Just need to check the answer for the following question:
Question
Suppose $X$ and $Y$ are two independent standard normal variables:
$X$ ~ $N(0,1)$
$Y$ ~ $N(0,1)$
What is the distribution of $X + Y$ ?
My Working
$X+Y$ ~ N($\mu_1 + \mu_2$, $\sqrt{\sigma_1^2 + \sigma_2^2})$
$X+Y$ ~ N($0 + 0$,$\sqrt{1^2+1^2}$
$X+Y$ ~ N($0$, $\sqrt{2}$)
Does this look correct?
Best Answer
To sum up the long series of comments:
Yes, your working is correct. More generally, if $X$ and $Y$ are independent normal random variables with means $\mu_X$, $\mu_Y$ respectively and variances $\sigma_X^2$ and $\sigma_Y^2$ respectively, then $aX+bY$ is a normal random variable with mean $a\mu_X+b\mu_Y$ and variance $a^2\sigma_X^2 + b^2\sigma_Y^2$.
The various comments by whuber, cardinal, myself, and the Answer by Tai Galili are all occasioned by the fact that there are at least three different conventions for interpreting $X \sim N(a,b)$ as a normal random variable. Usually, $a$ is the mean $\mu_X$ but $b$ can have different meanings.

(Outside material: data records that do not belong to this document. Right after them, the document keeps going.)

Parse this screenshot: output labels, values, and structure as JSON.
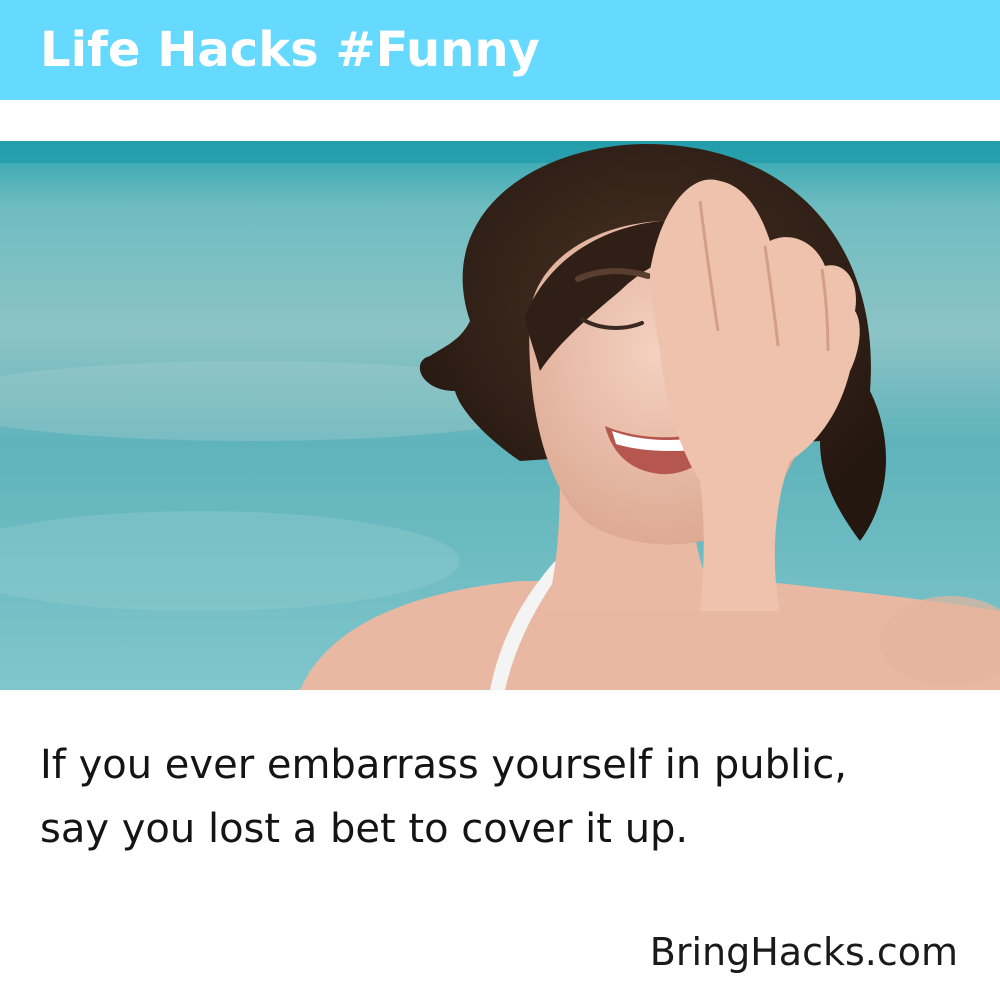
{
  "header": {
    "title": "Life Hacks #Funny",
    "background": "#66d9ff"
  },
  "photo": {
    "subject": "woman-facepalm-icon"
  },
  "caption": {
    "line1": "If you ever embarrass yourself in public,",
    "line2": "say you lost a bet to cover it up."
  },
  "footer": {
    "site": "BringHacks.com"
  }
}
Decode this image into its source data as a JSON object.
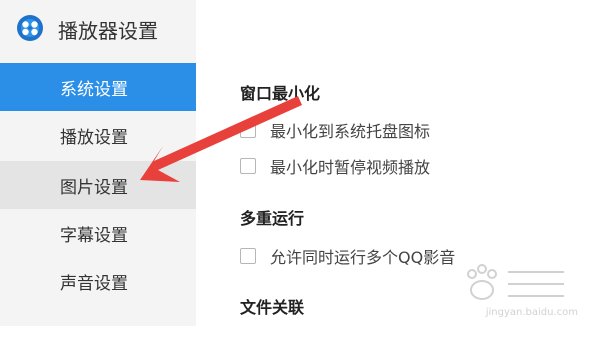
{
  "app": {
    "title": "播放器设置",
    "logo_icon": "qq-player-logo-icon"
  },
  "sidebar": {
    "items": [
      {
        "label": "系统设置",
        "state": "active"
      },
      {
        "label": "播放设置",
        "state": "normal"
      },
      {
        "label": "图片设置",
        "state": "hover"
      },
      {
        "label": "字幕设置",
        "state": "normal"
      },
      {
        "label": "声音设置",
        "state": "normal"
      },
      {
        "label": "",
        "state": "partial"
      }
    ]
  },
  "sections": [
    {
      "title": "窗口最小化",
      "options": [
        {
          "label": "最小化到系统托盘图标",
          "checked": false
        },
        {
          "label": "最小化时暂停视频播放",
          "checked": false
        }
      ]
    },
    {
      "title": "多重运行",
      "options": [
        {
          "label": "允许同时运行多个QQ影音",
          "checked": false
        }
      ]
    },
    {
      "title": "文件关联",
      "options": []
    }
  ],
  "watermark": {
    "url": "jingyan.baidu.com"
  },
  "colors": {
    "accent": "#2b8fe8",
    "arrow": "#e8403a",
    "sidebar_bg": "#f4f4f4",
    "hover_bg": "#e4e4e4"
  }
}
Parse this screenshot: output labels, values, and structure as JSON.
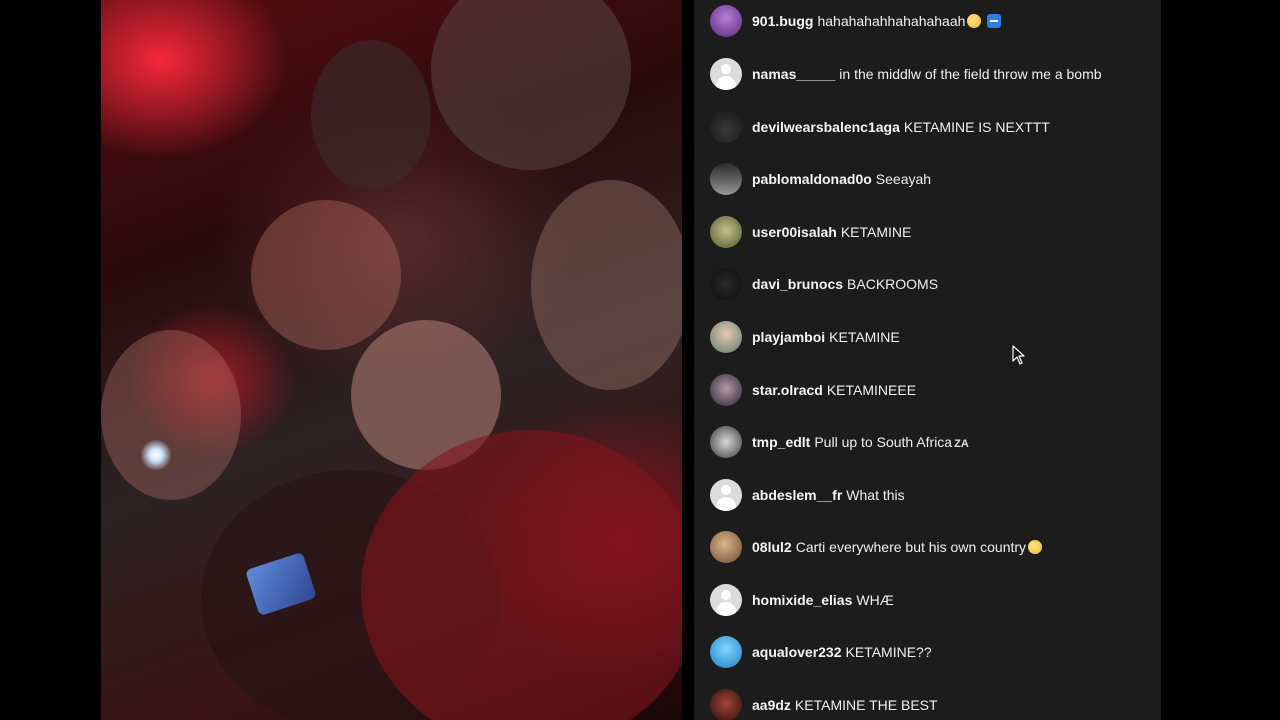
{
  "comments": [
    {
      "username": "901.bugg",
      "text": "hahahahahhahahahaah",
      "emoji": "face-emoji",
      "extra_icon": "minus-emoji",
      "avatar": "purple-avatar"
    },
    {
      "username": "namas_____",
      "text": "in the middlw of the field throw me a bomb",
      "avatar": "default-avatar"
    },
    {
      "username": "devilwearsbalenc1aga",
      "text": "KETAMINE IS NEXTTT",
      "avatar": "dark-figure-avatar"
    },
    {
      "username": "pablomaldonad0o",
      "text": "Seeayah",
      "avatar": "car-avatar"
    },
    {
      "username": "user00isalah",
      "text": "KETAMINE",
      "avatar": "green-avatar"
    },
    {
      "username": "davi_brunocs",
      "text": "BACKROOMS",
      "avatar": "dark-avatar"
    },
    {
      "username": "playjamboi",
      "text": "KETAMINE",
      "avatar": "portrait-avatar"
    },
    {
      "username": "star.olracd",
      "text": "KETAMINEEE",
      "avatar": "dark-portrait-avatar"
    },
    {
      "username": "tmp_edlt",
      "text": "Pull up to South Africa",
      "suffix": "ZA",
      "avatar": "bw-avatar"
    },
    {
      "username": "abdeslem__fr",
      "text": "What this",
      "avatar": "default-avatar"
    },
    {
      "username": "08lul2",
      "text": "Carti everywhere but his own country",
      "emoji": "face-emoji",
      "avatar": "brown-avatar"
    },
    {
      "username": "homixide_elias",
      "text": "WHÆ",
      "avatar": "default-avatar"
    },
    {
      "username": "aqualover232",
      "text": "KETAMINE??",
      "avatar": "blue-avatar"
    },
    {
      "username": "aa9dz",
      "text": "KETAMINE THE BEST",
      "avatar": "red-avatar"
    }
  ],
  "colors": {
    "comments_background": "#1c1c1c",
    "text": "#f2f2f2",
    "page_background": "#000000"
  },
  "icons": {
    "cursor": "mouse-pointer-icon"
  }
}
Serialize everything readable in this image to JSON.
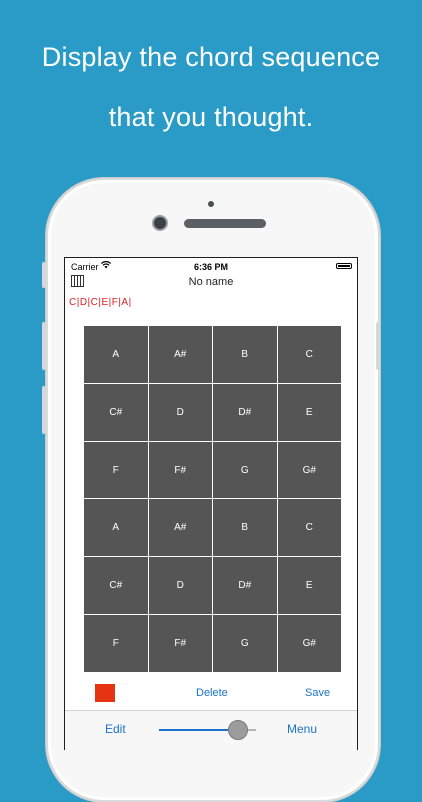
{
  "headline": {
    "line1": "Display the chord sequence",
    "line2": "that you thought."
  },
  "status_bar": {
    "carrier": "Carrier",
    "time": "6:36 PM"
  },
  "nav": {
    "title": "No name",
    "left_icon": "piano-icon"
  },
  "sequence_text": "C|D|C|E|F|A|",
  "chord_grid": {
    "rows": [
      [
        "A",
        "A#",
        "B",
        "C"
      ],
      [
        "C#",
        "D",
        "D#",
        "E"
      ],
      [
        "F",
        "F#",
        "G",
        "G#"
      ],
      [
        "A",
        "A#",
        "B",
        "C"
      ],
      [
        "C#",
        "D",
        "D#",
        "E"
      ],
      [
        "F",
        "F#",
        "G",
        "G#"
      ]
    ]
  },
  "toolbar": {
    "delete_label": "Delete",
    "save_label": "Save",
    "record_color": "#e63312"
  },
  "bottom_bar": {
    "edit_label": "Edit",
    "menu_label": "Menu",
    "slider_value": 0.72
  },
  "colors": {
    "background": "#2a9bc6",
    "cell": "#555555",
    "accent": "#1a73c9",
    "sequence": "#e02020"
  }
}
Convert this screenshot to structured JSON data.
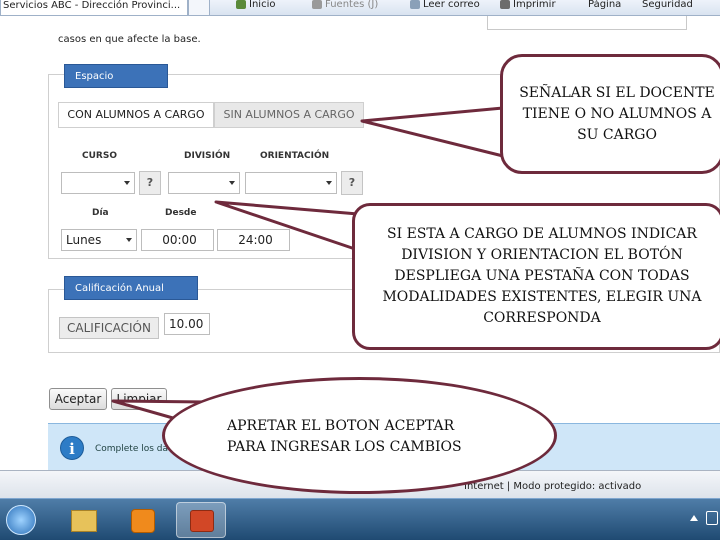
{
  "browser": {
    "tab_title": "Servicios ABC - Dirección Provinci...",
    "toolbar": {
      "home": "Inicio",
      "feeds": "Fuentes (J)",
      "read_mail": "Leer correo",
      "print": "Imprimir",
      "page": "Página",
      "safety": "Seguridad"
    }
  },
  "page": {
    "note": "casos en que afecte la base."
  },
  "academic_panel": {
    "title": "Espacio Académico:",
    "tabs": [
      "CON ALUMNOS A CARGO",
      "SIN ALUMNOS A CARGO"
    ],
    "labels": {
      "curso": "CURSO",
      "division": "DIVISIÓN",
      "orientacion": "ORIENTACIÓN",
      "dia": "Día",
      "desde": "Desde"
    },
    "help_glyph": "?",
    "dia_value": "Lunes",
    "desde_value": "00:00",
    "hasta_value": "24:00"
  },
  "rating_panel": {
    "title": "Calificación Anual Docente:",
    "label": "CALIFICACIÓN",
    "value": "10.00"
  },
  "buttons": {
    "accept": "Aceptar",
    "clean": "Limpiar"
  },
  "info_bar": {
    "text": "Complete los datos",
    "icon_glyph": "i"
  },
  "statusbar": {
    "zone": "Internet | Modo protegido: activado"
  },
  "callouts": {
    "top": "SEÑALAR SI EL DOCENTE TIENE O NO ALUMNOS A SU CARGO",
    "middle": "SI ESTA A CARGO DE ALUMNOS INDICAR DIVISION Y ORIENTACION EL BOTÓN DESPLIEGA UNA PESTAÑA CON TODAS MODALIDADES EXISTENTES, ELEGIR UNA CORRESPONDA",
    "bottom": "APRETAR EL BOTON ACEPTAR PARA INGRESAR LOS CAMBIOS"
  },
  "colors": {
    "panel_header": "#3c72b8",
    "callout_border": "#6e2a3c",
    "info_bar": "#cfe6f8",
    "taskbar": "#1f4a72"
  }
}
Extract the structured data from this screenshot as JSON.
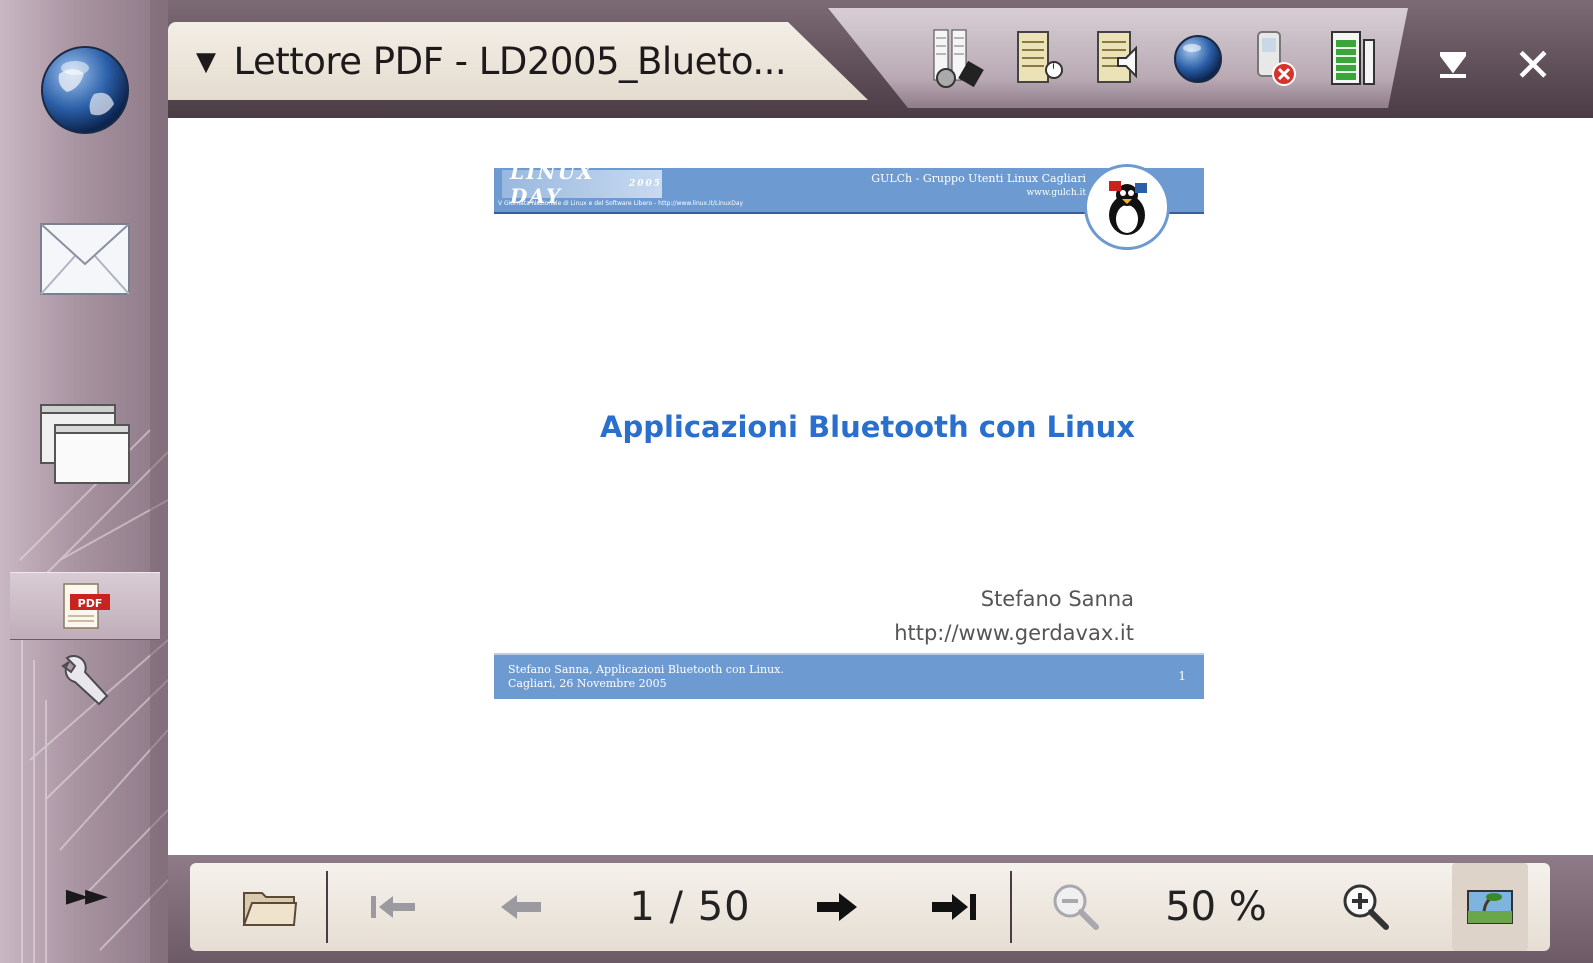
{
  "window": {
    "title": "Lettore PDF - LD2005_Blueto...",
    "menu_arrow": "▼",
    "close_glyph": "✕"
  },
  "sidebar": {
    "items": [
      {
        "name": "web",
        "icon": "globe-icon"
      },
      {
        "name": "mail",
        "icon": "envelope-icon"
      },
      {
        "name": "windows",
        "icon": "windows-icon"
      },
      {
        "name": "pdf-reader",
        "icon": "pdf-icon",
        "active": true,
        "badge": "PDF"
      },
      {
        "name": "tools",
        "icon": "wrench-icon"
      },
      {
        "name": "more",
        "icon": "fast-forward-icon",
        "glyph": "►►"
      }
    ]
  },
  "status_icons": [
    "application-manager-icon",
    "display-brightness-icon",
    "volume-icon",
    "internet-connection-icon",
    "presence-offline-icon",
    "battery-icon"
  ],
  "slide": {
    "logo_text": "LINUX DAY",
    "logo_year": "2005",
    "org": "GULCh - Gruppo Utenti Linux Cagliari",
    "org_url": "www.gulch.it",
    "giornata": "V Giornata Nazionale di Linux e del Software Libero  -  http://www.linux.it/LinuxDay",
    "title": "Applicazioni Bluetooth con Linux",
    "author": "Stefano Sanna",
    "author_url": "http://www.gerdavax.it",
    "footer_line1": "Stefano Sanna, Applicazioni Bluetooth con Linux.",
    "footer_line2": "Cagliari, 26 Novembre 2005",
    "page_number": "1"
  },
  "toolbar": {
    "current_page": "1",
    "separator": "/",
    "total_pages": "50",
    "page_label": "1  / 50",
    "zoom": "50 %"
  },
  "colors": {
    "slide_blue": "#6d9bd1",
    "title_blue": "#2a6fce",
    "chrome": "#8a7681"
  }
}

$X \sim N(a,b)$ means that the standard deviation of $X$ is $b$.
(This is the convention you are using).
$X \sim N(a,b)$ means that the variance of $X$ is $b$.
$X \sim N(a,b)$ means that the variance of $X$ is $\dfrac{1}{b}$.
Fortunately, $X \sim N(0,1)$ (which is what you asked about) means that $X$ is a standard normal random variable in all three of the above conventions!